Here is something strange:  After upgrading to 1.09l I am still getting
problems, but I am getting fewer actual "Transmit timed out" messages, and
instead getting transmission errors every now and then that temporarily
locks up a single connection while it waits to retry.  Probably useless
information, but information none-the-less.

>From an `ifconfig eth0`:
  TX packets:534883 errors:144 dropped:0 overruns:2672 carrier:0

My "Transmit timeout" messages though have stopped going to my syslog, but
are still going to my console, I don't remember changing anything in my
syslog.conf though, probably just hallucinating :).

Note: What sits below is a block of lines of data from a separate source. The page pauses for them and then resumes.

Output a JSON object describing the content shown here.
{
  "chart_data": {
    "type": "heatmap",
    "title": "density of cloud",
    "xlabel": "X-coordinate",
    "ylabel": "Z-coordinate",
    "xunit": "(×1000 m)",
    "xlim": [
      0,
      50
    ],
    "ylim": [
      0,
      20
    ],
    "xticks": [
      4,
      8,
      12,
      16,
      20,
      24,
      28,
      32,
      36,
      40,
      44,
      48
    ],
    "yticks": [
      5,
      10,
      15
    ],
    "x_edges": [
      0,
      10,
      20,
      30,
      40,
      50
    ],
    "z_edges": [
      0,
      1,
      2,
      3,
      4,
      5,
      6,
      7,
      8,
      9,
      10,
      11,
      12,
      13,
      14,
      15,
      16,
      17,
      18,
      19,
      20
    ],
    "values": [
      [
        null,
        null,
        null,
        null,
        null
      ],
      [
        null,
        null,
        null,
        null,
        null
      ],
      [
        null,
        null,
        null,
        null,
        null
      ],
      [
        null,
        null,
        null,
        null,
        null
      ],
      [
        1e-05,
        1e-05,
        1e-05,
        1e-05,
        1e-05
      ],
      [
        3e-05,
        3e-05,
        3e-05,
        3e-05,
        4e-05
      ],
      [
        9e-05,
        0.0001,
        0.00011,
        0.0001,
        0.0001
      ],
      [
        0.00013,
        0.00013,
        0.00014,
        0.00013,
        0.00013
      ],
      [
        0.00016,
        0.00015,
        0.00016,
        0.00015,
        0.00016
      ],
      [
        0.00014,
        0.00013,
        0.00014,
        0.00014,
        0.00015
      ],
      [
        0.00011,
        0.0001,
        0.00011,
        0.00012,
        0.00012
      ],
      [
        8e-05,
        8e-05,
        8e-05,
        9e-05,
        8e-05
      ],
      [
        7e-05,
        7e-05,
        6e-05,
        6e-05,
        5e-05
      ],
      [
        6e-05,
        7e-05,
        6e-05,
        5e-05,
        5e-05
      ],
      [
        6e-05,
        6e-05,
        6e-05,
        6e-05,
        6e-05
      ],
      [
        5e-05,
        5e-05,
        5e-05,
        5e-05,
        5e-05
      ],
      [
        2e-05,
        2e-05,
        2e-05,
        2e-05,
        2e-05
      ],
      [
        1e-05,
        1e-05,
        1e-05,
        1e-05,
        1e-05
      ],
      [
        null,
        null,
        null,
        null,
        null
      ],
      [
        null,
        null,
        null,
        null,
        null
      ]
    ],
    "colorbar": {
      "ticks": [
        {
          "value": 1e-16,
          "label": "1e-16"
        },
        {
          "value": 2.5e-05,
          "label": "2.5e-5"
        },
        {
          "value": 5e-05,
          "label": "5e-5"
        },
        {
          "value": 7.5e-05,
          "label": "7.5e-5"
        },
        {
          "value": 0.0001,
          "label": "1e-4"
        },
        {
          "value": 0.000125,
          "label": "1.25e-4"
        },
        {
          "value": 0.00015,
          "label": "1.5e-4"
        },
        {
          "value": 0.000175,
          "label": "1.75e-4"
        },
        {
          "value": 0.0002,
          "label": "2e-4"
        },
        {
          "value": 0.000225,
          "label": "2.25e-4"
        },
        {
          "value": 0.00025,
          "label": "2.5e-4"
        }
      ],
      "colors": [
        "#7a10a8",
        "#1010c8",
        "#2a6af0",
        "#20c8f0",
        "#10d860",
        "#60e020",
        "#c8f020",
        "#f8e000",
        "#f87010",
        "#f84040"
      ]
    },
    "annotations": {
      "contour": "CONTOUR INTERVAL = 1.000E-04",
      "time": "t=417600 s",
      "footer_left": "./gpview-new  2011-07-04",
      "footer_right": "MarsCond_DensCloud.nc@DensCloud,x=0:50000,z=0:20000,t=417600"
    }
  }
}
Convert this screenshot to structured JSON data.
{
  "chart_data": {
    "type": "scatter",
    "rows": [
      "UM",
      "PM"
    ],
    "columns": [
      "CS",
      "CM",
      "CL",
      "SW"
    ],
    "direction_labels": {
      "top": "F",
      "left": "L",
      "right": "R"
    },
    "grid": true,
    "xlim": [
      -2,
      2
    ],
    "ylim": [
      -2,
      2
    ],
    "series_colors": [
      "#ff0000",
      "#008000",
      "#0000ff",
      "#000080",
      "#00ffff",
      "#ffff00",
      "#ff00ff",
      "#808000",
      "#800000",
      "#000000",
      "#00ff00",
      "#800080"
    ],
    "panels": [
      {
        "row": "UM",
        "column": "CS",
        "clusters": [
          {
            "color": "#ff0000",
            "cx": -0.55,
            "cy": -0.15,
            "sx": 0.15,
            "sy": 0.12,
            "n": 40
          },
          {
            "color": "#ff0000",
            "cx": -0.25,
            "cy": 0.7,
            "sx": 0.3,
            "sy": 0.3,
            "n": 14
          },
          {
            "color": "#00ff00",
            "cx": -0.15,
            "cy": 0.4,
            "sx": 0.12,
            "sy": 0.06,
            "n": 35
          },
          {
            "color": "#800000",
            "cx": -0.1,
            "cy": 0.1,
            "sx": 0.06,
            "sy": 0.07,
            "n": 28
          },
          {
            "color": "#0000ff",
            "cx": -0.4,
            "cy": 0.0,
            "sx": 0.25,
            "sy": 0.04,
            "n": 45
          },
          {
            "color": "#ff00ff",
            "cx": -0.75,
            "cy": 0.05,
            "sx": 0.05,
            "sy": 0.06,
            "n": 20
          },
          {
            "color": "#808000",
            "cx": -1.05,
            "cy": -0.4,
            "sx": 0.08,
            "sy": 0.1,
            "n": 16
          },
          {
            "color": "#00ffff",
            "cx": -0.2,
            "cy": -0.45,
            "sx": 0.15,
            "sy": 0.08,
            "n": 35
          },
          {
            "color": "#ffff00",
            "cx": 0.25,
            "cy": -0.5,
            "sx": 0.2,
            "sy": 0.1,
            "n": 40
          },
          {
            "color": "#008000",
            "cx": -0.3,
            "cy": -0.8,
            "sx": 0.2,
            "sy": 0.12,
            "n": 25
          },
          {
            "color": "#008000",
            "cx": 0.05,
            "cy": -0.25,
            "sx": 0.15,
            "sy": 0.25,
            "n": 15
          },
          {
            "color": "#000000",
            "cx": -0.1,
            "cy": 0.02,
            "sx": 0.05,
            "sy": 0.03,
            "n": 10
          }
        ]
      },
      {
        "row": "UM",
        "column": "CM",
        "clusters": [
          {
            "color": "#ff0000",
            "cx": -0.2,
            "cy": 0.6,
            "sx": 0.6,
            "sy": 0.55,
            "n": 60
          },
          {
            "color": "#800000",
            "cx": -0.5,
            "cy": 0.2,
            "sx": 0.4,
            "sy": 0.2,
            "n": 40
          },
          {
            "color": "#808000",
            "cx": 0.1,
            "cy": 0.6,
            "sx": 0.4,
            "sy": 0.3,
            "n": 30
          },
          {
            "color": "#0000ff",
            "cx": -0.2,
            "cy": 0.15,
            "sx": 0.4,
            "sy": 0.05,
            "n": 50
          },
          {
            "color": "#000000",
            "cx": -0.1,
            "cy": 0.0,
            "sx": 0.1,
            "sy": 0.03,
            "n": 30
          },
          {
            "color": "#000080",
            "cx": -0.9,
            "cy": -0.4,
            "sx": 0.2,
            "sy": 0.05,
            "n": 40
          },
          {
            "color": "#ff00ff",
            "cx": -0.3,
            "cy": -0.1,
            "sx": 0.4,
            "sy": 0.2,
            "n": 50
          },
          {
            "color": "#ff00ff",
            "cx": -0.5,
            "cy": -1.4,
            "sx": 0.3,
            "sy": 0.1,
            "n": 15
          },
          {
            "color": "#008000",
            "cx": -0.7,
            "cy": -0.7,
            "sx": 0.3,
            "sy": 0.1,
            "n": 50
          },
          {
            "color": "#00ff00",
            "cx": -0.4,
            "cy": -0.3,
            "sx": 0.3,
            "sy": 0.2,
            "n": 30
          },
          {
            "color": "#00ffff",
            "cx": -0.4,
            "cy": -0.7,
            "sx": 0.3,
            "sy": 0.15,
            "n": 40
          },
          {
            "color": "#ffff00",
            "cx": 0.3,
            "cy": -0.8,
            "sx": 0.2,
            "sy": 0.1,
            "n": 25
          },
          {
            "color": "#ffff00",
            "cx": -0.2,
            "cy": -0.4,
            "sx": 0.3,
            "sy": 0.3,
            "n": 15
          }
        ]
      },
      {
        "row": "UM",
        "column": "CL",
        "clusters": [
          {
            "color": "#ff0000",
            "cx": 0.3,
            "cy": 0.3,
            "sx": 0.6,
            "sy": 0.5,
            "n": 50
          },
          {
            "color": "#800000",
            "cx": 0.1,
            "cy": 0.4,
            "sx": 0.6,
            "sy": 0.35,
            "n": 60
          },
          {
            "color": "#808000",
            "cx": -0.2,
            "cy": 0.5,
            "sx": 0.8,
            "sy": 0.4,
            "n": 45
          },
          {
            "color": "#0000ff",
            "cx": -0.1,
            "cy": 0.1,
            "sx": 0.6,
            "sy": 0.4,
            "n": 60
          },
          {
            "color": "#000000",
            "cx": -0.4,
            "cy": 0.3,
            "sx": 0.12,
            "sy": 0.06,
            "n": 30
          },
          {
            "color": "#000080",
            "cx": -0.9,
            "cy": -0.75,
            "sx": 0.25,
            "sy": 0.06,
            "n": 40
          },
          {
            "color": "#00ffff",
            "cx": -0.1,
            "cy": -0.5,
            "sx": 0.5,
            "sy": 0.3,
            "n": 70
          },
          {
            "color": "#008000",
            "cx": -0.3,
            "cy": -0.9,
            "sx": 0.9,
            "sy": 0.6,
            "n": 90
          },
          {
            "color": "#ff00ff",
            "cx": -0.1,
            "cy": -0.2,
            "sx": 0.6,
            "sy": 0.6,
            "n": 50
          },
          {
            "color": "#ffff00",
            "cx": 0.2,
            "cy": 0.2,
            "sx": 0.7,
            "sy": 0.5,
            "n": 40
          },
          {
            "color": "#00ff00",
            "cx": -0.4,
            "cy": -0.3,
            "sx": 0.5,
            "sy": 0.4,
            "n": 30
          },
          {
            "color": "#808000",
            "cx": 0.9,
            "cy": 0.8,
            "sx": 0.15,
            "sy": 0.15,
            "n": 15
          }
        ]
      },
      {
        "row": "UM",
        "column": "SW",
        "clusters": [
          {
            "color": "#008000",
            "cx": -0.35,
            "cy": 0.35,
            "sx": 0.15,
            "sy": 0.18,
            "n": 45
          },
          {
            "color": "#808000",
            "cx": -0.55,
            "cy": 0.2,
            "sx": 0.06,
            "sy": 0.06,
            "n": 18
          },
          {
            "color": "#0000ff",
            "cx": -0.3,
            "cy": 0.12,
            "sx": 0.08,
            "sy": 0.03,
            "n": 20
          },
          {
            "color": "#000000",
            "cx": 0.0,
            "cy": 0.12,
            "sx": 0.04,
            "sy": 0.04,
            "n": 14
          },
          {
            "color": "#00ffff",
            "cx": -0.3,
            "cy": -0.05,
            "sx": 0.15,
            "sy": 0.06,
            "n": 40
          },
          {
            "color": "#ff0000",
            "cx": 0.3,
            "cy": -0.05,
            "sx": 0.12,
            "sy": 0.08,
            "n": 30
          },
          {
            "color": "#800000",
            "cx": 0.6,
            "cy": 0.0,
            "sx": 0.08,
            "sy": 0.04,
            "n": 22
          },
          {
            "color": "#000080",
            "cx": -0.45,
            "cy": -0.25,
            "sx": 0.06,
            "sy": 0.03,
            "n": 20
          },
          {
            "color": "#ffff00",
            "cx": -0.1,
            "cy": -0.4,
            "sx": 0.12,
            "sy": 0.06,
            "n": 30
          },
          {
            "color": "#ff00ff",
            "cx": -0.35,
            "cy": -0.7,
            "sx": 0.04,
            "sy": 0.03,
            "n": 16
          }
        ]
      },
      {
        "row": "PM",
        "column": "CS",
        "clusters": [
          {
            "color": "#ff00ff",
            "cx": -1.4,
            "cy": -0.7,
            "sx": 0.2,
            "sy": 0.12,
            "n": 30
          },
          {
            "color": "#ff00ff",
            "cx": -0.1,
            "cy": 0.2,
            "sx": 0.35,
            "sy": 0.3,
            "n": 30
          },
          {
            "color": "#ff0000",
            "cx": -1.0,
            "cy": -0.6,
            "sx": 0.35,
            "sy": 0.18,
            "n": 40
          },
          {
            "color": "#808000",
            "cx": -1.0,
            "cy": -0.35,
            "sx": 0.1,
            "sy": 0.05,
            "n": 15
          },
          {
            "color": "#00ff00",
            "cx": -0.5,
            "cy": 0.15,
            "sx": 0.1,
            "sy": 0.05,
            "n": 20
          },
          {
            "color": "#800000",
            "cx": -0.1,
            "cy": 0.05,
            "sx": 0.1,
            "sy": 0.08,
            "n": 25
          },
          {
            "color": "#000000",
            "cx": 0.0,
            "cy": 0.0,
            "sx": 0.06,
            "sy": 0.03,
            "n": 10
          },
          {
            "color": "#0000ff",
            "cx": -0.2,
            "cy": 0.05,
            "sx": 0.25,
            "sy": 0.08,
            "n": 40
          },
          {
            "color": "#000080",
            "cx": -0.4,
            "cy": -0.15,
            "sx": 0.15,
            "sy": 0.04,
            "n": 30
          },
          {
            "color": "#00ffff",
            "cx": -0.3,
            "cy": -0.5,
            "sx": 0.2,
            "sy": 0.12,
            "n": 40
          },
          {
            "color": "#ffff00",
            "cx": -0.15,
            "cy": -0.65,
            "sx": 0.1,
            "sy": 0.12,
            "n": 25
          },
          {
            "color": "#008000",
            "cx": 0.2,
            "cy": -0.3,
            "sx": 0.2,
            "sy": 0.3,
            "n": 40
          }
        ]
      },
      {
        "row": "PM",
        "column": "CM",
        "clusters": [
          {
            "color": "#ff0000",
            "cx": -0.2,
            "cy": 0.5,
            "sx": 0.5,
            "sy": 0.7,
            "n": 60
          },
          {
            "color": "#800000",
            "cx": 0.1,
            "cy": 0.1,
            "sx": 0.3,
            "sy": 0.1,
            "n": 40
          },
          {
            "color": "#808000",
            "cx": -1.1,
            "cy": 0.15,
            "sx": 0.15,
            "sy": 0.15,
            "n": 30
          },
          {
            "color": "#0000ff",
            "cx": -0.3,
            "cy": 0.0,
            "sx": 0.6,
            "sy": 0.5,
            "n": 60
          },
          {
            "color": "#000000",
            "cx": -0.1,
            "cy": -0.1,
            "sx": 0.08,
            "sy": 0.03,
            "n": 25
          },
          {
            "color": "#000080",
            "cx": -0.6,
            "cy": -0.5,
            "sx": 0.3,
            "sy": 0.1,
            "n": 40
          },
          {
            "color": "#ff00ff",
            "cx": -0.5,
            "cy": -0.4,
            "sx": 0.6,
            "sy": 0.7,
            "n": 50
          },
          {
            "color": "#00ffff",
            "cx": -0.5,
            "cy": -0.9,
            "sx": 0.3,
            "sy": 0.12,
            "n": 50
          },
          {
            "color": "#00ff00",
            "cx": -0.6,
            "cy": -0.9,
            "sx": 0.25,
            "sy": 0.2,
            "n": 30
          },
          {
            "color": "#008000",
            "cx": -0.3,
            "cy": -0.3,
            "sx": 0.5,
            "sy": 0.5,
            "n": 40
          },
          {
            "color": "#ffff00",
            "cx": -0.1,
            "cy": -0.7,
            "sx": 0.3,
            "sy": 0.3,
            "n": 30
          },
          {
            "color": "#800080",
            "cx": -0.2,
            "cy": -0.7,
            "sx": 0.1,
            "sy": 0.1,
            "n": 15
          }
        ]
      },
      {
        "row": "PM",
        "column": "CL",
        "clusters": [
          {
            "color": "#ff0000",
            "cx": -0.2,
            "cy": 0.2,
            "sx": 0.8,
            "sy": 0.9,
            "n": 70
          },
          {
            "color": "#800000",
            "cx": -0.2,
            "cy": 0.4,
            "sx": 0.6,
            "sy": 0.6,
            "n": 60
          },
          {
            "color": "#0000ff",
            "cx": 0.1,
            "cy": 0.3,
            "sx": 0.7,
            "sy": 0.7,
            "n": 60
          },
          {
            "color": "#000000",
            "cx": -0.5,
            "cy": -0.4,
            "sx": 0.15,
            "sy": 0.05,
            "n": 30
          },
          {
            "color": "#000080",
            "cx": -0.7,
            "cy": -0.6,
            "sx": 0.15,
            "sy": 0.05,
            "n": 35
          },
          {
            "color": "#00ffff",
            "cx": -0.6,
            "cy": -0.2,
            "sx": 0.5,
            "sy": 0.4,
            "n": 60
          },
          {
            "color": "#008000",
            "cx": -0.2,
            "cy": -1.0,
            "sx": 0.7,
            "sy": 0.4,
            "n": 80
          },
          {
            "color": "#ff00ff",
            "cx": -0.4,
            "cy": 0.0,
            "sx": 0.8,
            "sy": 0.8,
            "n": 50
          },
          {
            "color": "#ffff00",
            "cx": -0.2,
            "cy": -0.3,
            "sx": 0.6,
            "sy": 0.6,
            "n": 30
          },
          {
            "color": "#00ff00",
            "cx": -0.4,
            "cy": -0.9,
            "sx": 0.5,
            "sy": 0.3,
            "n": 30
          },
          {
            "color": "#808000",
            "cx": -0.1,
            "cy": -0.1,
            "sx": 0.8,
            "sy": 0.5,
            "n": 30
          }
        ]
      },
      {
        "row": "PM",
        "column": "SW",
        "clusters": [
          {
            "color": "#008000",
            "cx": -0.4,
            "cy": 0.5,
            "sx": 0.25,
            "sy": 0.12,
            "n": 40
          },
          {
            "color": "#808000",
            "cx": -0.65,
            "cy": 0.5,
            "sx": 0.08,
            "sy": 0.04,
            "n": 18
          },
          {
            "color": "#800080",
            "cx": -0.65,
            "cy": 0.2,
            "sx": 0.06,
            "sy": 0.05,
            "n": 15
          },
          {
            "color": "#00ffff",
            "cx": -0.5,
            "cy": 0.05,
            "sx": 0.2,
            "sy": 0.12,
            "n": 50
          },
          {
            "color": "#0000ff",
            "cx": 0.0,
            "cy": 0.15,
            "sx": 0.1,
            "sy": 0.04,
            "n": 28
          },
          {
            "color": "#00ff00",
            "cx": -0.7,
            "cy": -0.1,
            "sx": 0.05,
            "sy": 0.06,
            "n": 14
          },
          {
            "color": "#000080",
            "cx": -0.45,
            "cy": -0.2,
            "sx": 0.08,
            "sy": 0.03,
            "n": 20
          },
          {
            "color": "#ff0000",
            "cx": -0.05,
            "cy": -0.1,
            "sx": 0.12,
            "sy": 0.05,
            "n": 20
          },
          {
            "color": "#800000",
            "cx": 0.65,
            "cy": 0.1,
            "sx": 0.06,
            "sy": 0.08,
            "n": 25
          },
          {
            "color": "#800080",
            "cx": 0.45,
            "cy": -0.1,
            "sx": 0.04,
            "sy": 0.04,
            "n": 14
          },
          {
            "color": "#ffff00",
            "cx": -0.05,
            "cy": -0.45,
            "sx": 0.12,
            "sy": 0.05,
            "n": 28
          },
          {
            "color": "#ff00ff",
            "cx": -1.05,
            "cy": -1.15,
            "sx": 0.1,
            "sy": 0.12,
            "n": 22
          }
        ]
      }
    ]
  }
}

On a side note, I am curious, is there any particular reason you don't use
modules on servers?  I have started advocating the use of modules as much as
possible on all mission critical applications, and would like to know what
possible problems you are seeing so I know whether I should adjust my
thinking.  My main point is that modules seem to allow for the least amount
of down time when a problem occurs that requires an upgrade, such as this
Ethernet card.  When a new version of this driver comes out that fixes a
particular problem, I can upgrade to the new version, taking the Ethernet
driver out of memory for no more than 15 seconds, and not even sever any of
the existing, long-term connections that might be in place.  The best
explanation I could come up with is that you wanted as much performance as
you could get, at the expense of availability, but I noticed that you
mentioned that your client wanted "24/7 connectivity", which is why I bring
it up.

No one else commented on your mention of IPv6 (at least, that I saw anyway),
I thought I would mention that I do not have IPv6 compiled into my kernel,
yet I was still encountering these timeout problems :(.

Sincerely,
Jay Freeman (saurik)
saurik@saurik.com

-----Original Message-----
From: owner-linux-eepro100@beowulf.gsfc.nasa.gov
[mailto:owner-linux-eepro100@beowulf.gsfc.nasa.gov]On Behalf Of David
Ford
Sent: Tuesday, September 14, 1999 11:20 AM
To: Osma Ahvenlampi; linux-eepro100@beowulf.gsfc.nasa.gov
Subject: Re: eepro100 Transmit timeouts - time to cut my losses?


Osma Ahvenlampi wrote:

> You guys ARE disabling the hardware multicast filter with
>
> options eepro100 multicast_filter_limit=3
>
> (in /etc/conf.modules, assuming you're using modules), right? I have
> half a dozen eepro100's in various PCs running Linux (all single
> processor, though), all rock solid with this option, all crash within
> a few minutes of uptime without it.

no, i never use modules on servers.

i have eepro100 cards elsewhere and all run fine without problems if i do
-not- compile ipv6 support in the kernel.  this was the solution from a
couple
months back from the alan cox and assoc.

-d